DMGs are currently incurable. Although Prof. Jones and his team have identified a potential novel treatment, it is highly likely the tumour cells will become resistant, and the gliomas will grow back. Rather than wait for this to happen over many years in clinical trials, they want to work out how this will happen in advance, so that they can instead test sensible combination treatments in these patients.

About the research team

Prof. Chris Jones, based at the Institute of Cancer Research, is the UK biology lead of the BIOMEDE clinical trial, which is testing targeted therapies for children and young people with DMG (DIPG). He has developed laboratory models from tumour samples taken from patients in this trial and identified the possible use of MEK inhibitors in some of these tumours. He is an expert in the molecular analysis of these kinds of childhood brain tumours and has considerable experience in testing new drugs in the laboratory. Prof. Jones will be working with Dr Pratiti Bandopadhayay, who is based at the Dana-Farber Cancer Institute at Harvard University.

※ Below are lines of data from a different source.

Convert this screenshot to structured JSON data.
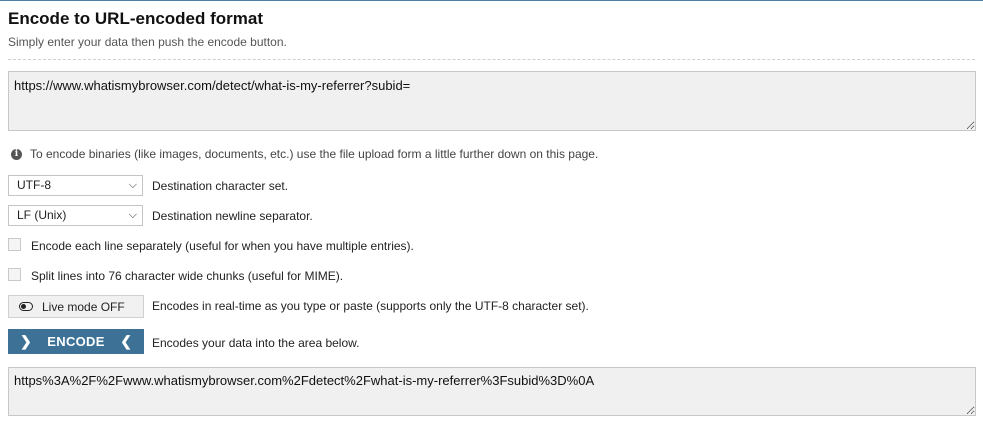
{
  "header": {
    "title": "Encode to URL-encoded format",
    "subtitle": "Simply enter your data then push the encode button."
  },
  "input": {
    "value": "https://www.whatismybrowser.com/detect/what-is-my-referrer?subid="
  },
  "info": {
    "icon": "info-icon",
    "text": "To encode binaries (like images, documents, etc.) use the file upload form a little further down on this page."
  },
  "options": {
    "charset_select": "UTF-8",
    "charset_label": "Destination character set.",
    "newline_select": "LF (Unix)",
    "newline_label": "Destination newline separator.",
    "encode_each_line_label": "Encode each line separately (useful for when you have multiple entries).",
    "split_lines_label": "Split lines into 76 character wide chunks (useful for MIME).",
    "live_mode_label": "Live mode OFF",
    "live_mode_desc": "Encodes in real-time as you type or paste (supports only the UTF-8 character set)."
  },
  "encode": {
    "button_label": "ENCODE",
    "desc": "Encodes your data into the area below."
  },
  "output": {
    "value": "https%3A%2F%2Fwww.whatismybrowser.com%2Fdetect%2Fwhat-is-my-referrer%3Fsubid%3D%0A"
  },
  "colors": {
    "accent": "#3d7296",
    "textarea_bg": "#f0f0f0"
  }
}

She has developed cutting-edge screening techniques that allow for large-scale, high-throughput analysis to identify individual cancer cells which evade drug treatment, as well as genetic deletion screens. Dr Bandopadhayay has applied these techniques successfully to other brain tumour types and is an expert in childhood brain tumour biology. This project joins up the world-leading academic drug development expertise at the ICR in London and the unparalleled cancer biology facilities at the Dana-Farber in Boston.